Wednesday 4 July 2012

Versioning

In my new job as a product engineer - as opposed to being on the application side - this is a good, concise read about semantic versioning.

Wednesday 23 May 2012

The E in ELB

From http://aws.amazon.com/articles/1636185810492479:
There are a variety of load testing tools, and most of the tools are designed to address the question of how many servers a business must procure based on the amount of traffic the servers are able to handle. To test server load in this situation, it was logical to quickly ramp up the traffic to determine when the server became saturated, and then to try iterations of the tests based on request and response size to determine the factors affecting the saturation point.

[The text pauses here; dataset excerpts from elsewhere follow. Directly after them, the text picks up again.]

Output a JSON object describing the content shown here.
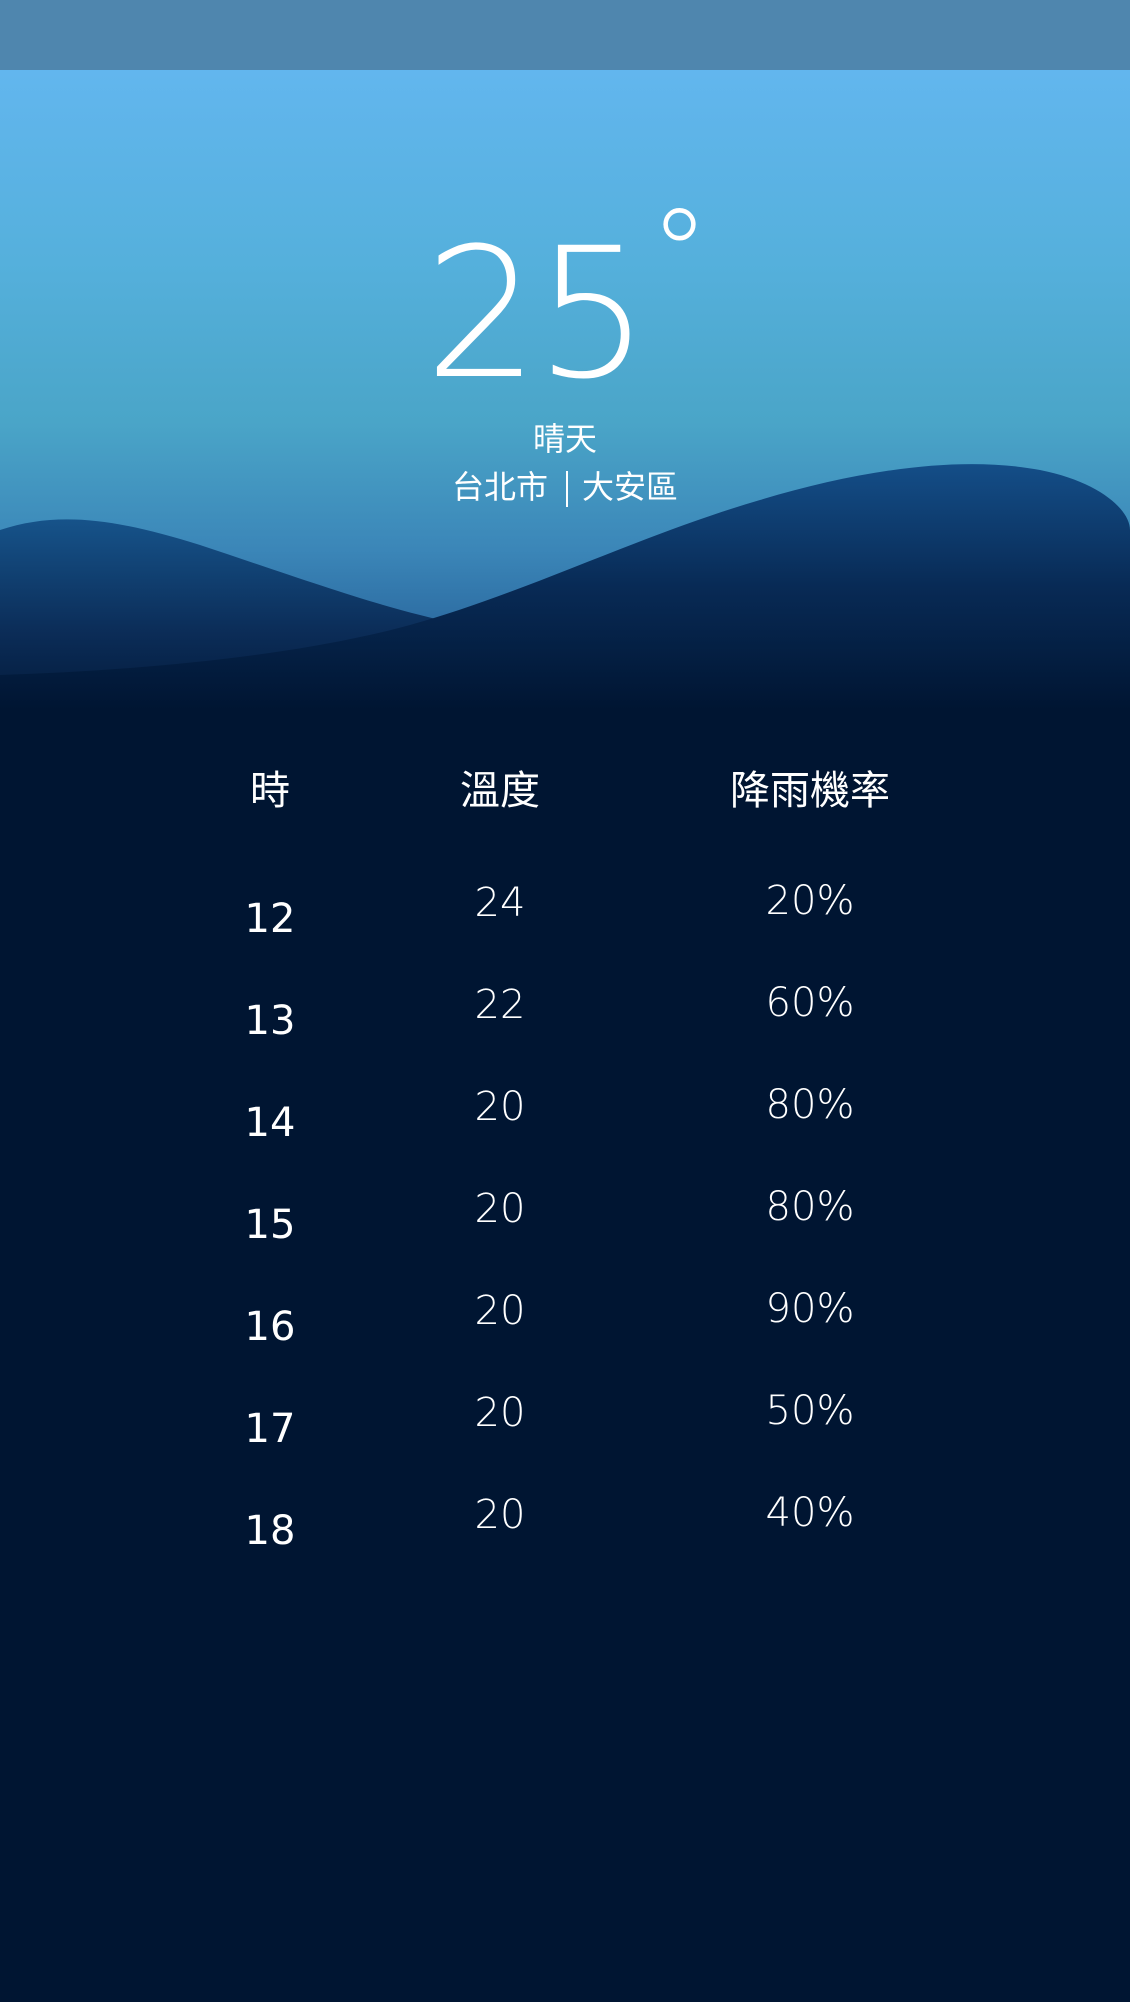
{
  "current": {
    "temperature": "25",
    "degree_symbol": "°",
    "condition": "晴天",
    "city": "台北市",
    "district": "大安區"
  },
  "forecast": {
    "headers": {
      "hour": "時",
      "temperature": "溫度",
      "rain_chance": "降雨機率"
    },
    "rows": [
      {
        "hour": "12",
        "temperature": "24",
        "rain_chance": "20%"
      },
      {
        "hour": "13",
        "temperature": "22",
        "rain_chance": "60%"
      },
      {
        "hour": "14",
        "temperature": "20",
        "rain_chance": "80%"
      },
      {
        "hour": "15",
        "temperature": "20",
        "rain_chance": "80%"
      },
      {
        "hour": "16",
        "temperature": "20",
        "rain_chance": "90%"
      },
      {
        "hour": "17",
        "temperature": "20",
        "rain_chance": "50%"
      },
      {
        "hour": "18",
        "temperature": "20",
        "rain_chance": "40%"
      }
    ]
  },
  "colors": {
    "status_bar": "#4f86ae",
    "sky_top": "#62b6ee",
    "background": "#001532",
    "text": "#ffffff"
  }
}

When you create an elastic load balancer, a default level of capacity is allocated and configured. As Elastic Load Balancing sees changes in the traffic profile, it will scale up or down. The time required for Elastic Load Balancing to scale can range from 1 to 7 minutes, depending on the changes in the traffic profile. When Elastic Load Balancing scales, it updates the DNS record with the new list of IP addresses. To ensure that clients are taking advantage of the increased capacity, Elastic Load Balancing uses a TTL setting on the DNS record of 60 seconds. It is critical that you factor this changing DNS record into your tests. If you do not ensure that DNS is re-resolved or use multiple test clients to simulate increased load, the test may continue to hit a single IP address when Elastic Load Balancing has actually allocated many more IP addresses. Because your end users will not all be resolving to that single IP address, your test will not be a realistic sampling of real-world behavior.
Can you live with O(minutes) responsiveness?